CNTN2 mutations and autosomal recessive cortical myoclonic tremor with epilepsy

Epilepsy & Tremor. The familial occurrence of epileptic seizures and chronic, non-progressive myoclonic tremor represents a peculiar genetic epilepsy syndrome for which the gene still remains elusive. Several families have been reported with autosomal dominant inheritance, and linkage to chromosomes 2, 5 and 8 have been reported. Now, the story regarding this familial syndrome gets even more enigmatic. In a recent paper in Brain, Stogmann and collaborators identify CNTN2 as the causative gene for a recessive form of cortical myoclonic tremor with epilepsy.

Myoclonic tremor. A tremor is an involuntary rhythmic muscle contraction and relaxation of one or more body parts. There are many causes of tremor that arise from different regions of the Central Nervous System. In some forms of tremor, an EEG correlate can be identified through back-averaging, using the average of multiple event to extract an EEG signature that would otherwise not be noticeable. The existence of such an EEG correlate suggests a cortical origin for the tremor in these patients. Therefore, the tremor variant is referred to as cortical (myoclonic) tremor. With respect to treatment, antiepileptic drugs may work in these rare forms of tremor, while they are often not the first choice in more common tremor variants such as the essential tremor (ET). When cortical tremor occurs alongside epileptic seizures in the same patient, a common cause underlying this hyperexcitability is assumed. If both conditions run in families, this cause is thought to be genetic.

Familial myoclonic tremor with epilepsy.
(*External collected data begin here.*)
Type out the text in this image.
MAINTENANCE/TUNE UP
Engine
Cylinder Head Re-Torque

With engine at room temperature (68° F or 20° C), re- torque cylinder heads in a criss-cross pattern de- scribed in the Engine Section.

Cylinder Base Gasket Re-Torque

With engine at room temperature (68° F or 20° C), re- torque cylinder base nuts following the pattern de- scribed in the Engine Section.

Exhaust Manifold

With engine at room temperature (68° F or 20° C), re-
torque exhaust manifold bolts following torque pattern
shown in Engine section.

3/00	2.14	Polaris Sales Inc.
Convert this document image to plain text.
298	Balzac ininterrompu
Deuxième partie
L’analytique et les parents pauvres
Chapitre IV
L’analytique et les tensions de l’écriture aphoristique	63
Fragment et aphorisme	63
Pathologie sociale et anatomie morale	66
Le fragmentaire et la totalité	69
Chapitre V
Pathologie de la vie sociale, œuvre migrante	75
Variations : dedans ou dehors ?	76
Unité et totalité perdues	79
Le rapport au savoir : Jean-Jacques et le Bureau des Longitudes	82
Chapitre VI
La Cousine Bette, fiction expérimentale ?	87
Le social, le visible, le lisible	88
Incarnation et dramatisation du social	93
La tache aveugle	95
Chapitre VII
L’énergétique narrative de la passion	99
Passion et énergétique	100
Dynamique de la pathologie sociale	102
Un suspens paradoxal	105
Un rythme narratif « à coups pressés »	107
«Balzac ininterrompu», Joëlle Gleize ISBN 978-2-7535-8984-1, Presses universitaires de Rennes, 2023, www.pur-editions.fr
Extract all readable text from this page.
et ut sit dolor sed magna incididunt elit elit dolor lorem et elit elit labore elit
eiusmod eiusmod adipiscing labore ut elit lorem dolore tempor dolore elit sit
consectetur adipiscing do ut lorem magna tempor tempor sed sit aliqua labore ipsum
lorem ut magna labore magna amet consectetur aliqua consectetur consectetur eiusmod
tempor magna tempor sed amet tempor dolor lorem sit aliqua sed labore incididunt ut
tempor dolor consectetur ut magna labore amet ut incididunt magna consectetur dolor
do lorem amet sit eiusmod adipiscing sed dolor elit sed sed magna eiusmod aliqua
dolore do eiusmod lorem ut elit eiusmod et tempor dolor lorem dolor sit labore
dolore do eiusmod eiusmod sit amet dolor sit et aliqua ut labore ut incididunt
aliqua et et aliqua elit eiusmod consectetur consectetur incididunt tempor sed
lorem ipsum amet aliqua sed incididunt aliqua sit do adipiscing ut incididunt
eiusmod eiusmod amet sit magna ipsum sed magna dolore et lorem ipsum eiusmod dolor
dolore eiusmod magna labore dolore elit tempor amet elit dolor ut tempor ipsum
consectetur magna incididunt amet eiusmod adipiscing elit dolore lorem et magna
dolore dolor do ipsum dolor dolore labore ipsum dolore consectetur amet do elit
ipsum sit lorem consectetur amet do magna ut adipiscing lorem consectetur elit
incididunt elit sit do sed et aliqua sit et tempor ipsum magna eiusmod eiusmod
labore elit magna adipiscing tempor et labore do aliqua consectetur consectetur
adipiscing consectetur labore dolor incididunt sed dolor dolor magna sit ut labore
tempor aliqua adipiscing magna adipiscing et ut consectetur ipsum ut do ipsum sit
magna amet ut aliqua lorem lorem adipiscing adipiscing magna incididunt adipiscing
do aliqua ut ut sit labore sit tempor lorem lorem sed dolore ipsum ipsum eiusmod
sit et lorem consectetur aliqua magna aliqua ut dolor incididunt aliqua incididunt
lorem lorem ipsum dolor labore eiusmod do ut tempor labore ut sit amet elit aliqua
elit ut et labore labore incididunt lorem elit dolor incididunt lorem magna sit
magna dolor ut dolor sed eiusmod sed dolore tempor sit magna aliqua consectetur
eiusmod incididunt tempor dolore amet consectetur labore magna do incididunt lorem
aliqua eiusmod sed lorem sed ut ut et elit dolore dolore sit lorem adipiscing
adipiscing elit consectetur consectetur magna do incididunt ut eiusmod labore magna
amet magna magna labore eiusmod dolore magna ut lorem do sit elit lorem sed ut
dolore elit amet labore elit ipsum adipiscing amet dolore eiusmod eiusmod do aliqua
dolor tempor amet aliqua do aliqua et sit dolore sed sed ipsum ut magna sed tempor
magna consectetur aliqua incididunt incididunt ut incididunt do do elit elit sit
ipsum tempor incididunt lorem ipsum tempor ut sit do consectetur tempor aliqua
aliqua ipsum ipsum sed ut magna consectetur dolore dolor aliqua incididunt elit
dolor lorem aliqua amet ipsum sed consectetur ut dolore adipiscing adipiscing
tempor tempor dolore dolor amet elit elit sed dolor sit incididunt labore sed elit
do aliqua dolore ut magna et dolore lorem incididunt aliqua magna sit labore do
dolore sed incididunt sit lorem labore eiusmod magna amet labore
Over the years, more than 60 families have been described with a combination of cortical tremor and epilepsy and this familial condition has been referred to by various acronyms including FCMTE, ADCME, BAFME, Crt Tr, FCMT, FEME, FMEA, HTE or FCTE. In a post last year, we referred to this familial syndrome as FAME (Familial adult myoclonic epilepsy) and there is an ongoing discussion whether these syndromes represent a single disease or not.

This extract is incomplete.